Palavras-chave: competência; competência federal; processo penal.
Sumário: 1. Introdução. 2. Competência da Justiça Comum Federal. 2.1. Análise do art. 109 da Constituição Federal. 3. Conclusão. Referências bibliográficas.
1. Introdução
Trata-se a competência de um dos institutos cuja importância é indiscutível não apenas para o processo penal como para o direito como um todo. Assim como a jurisdição, a competência cuida de todo o arcabouço processual penal. Porém, não é demais lembrar que competência não se confunde com jurisdição, uma vez que esta última, do latim, jus dicere, significa dizer o direito, dar uma resposta a determinada solução[1]; noutro lado, competência é justamente o limite do poder jurisdicional. Portanto como lembra Paulo Rangel[2], possui a competência a natureza jurídica de um “pressuposto processual de validade do processo”, uma vez que, embora esteja o juiz investido do poder de julgar, caso não haja prévia delimitação legislativa desse poder, ocorrerá, inevitavelmente a nulidade do processo[3].
Em outras palavras, todo juiz, seja de qualquer esfera, tem jurisdição. Assim, o magistrado pode, a qualquer momento, afirmar “eu tenho jurisdição”. A competência entra aí a partir do momento em que o juiz vai além e diz: “eu tenho jurisdição em Salvador”. Em outras palavras, não mais se fala em jurisdição nesta afirmação e sim em competência. Desta forma, a competência o limite da jurisdição.

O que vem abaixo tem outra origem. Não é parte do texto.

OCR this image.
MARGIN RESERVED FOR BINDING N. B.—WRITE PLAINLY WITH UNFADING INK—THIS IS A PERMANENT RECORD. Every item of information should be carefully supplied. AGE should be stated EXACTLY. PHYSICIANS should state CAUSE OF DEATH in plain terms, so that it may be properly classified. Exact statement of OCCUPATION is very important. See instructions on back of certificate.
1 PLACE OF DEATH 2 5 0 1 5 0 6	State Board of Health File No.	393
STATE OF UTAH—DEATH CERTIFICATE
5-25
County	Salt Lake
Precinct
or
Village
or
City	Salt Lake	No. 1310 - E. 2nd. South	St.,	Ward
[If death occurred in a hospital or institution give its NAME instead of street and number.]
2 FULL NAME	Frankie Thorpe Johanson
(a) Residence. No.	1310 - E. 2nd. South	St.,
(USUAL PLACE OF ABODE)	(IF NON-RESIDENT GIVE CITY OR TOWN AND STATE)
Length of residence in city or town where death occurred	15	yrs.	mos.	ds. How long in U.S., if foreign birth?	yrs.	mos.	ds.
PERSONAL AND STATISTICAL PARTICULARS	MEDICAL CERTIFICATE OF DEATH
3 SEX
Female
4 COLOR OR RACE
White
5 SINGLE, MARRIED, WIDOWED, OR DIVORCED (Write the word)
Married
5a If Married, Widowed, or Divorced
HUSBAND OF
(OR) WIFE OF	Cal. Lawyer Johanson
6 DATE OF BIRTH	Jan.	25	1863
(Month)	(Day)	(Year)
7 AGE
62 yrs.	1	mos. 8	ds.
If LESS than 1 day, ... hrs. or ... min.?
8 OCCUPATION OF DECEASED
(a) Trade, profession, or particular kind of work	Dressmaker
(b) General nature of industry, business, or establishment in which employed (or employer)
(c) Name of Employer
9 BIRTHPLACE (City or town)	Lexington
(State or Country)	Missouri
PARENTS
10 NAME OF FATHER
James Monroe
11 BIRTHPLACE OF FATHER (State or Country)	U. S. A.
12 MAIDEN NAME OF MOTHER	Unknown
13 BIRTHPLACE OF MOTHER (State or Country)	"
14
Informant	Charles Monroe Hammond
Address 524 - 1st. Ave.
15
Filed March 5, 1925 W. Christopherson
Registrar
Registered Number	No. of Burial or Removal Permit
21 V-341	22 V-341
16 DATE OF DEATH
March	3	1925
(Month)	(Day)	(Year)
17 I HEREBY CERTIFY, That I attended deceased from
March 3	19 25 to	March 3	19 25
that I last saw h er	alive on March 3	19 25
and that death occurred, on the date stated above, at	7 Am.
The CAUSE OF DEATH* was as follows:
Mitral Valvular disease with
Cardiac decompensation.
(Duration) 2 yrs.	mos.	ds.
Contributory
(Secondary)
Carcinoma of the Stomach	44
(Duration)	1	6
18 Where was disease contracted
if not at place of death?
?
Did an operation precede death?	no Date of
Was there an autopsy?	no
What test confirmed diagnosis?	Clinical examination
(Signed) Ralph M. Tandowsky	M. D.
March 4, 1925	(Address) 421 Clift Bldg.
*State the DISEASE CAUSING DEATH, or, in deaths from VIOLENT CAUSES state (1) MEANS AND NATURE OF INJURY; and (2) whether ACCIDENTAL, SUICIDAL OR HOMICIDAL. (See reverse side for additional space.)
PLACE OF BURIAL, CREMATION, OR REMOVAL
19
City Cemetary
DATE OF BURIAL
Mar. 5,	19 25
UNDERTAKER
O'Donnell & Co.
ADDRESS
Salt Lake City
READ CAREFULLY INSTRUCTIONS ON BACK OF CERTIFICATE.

Sabe-se que as atividades jurisdicionais são as únicas atividades imutáveis. Toda competência emana da Constituição, i.e., está contida na CF/88, mesmo que não expressamente, como é ocaso, v.g., da competência residual (da jurisdição estadual).
Desdobra-se a competência em alguns critérios de classificação. Estão eles previstos no art. 69 do CPP que assim dispõe:
“Art. 69. Determinará a competência jurisdicional:
I – o lugar da infração:
II – o domicílio ou residência do réu;
III – a natureza da infração;
IV – a distribuição;
V – a conexão ou continência;
VI – a prevenção;
VII – a prerrogativa de função.”
O artigo seguinte ao dispositivo supra esclarece a regra geral da competência processual penal, a saber: “a competência será, de regra, determinada pelo lugar em que se consumar a infração, ou no caso de tentativa, pelo lugar em que for praticado o último ato de execução”. Trata-se de critério geral que só cede para a competência por prerrogativa de foro.
Assim, o presente trabalho destina-se a analisar uma das exceções, qual seja, a Justiça Comum Federal, em sua competência comum.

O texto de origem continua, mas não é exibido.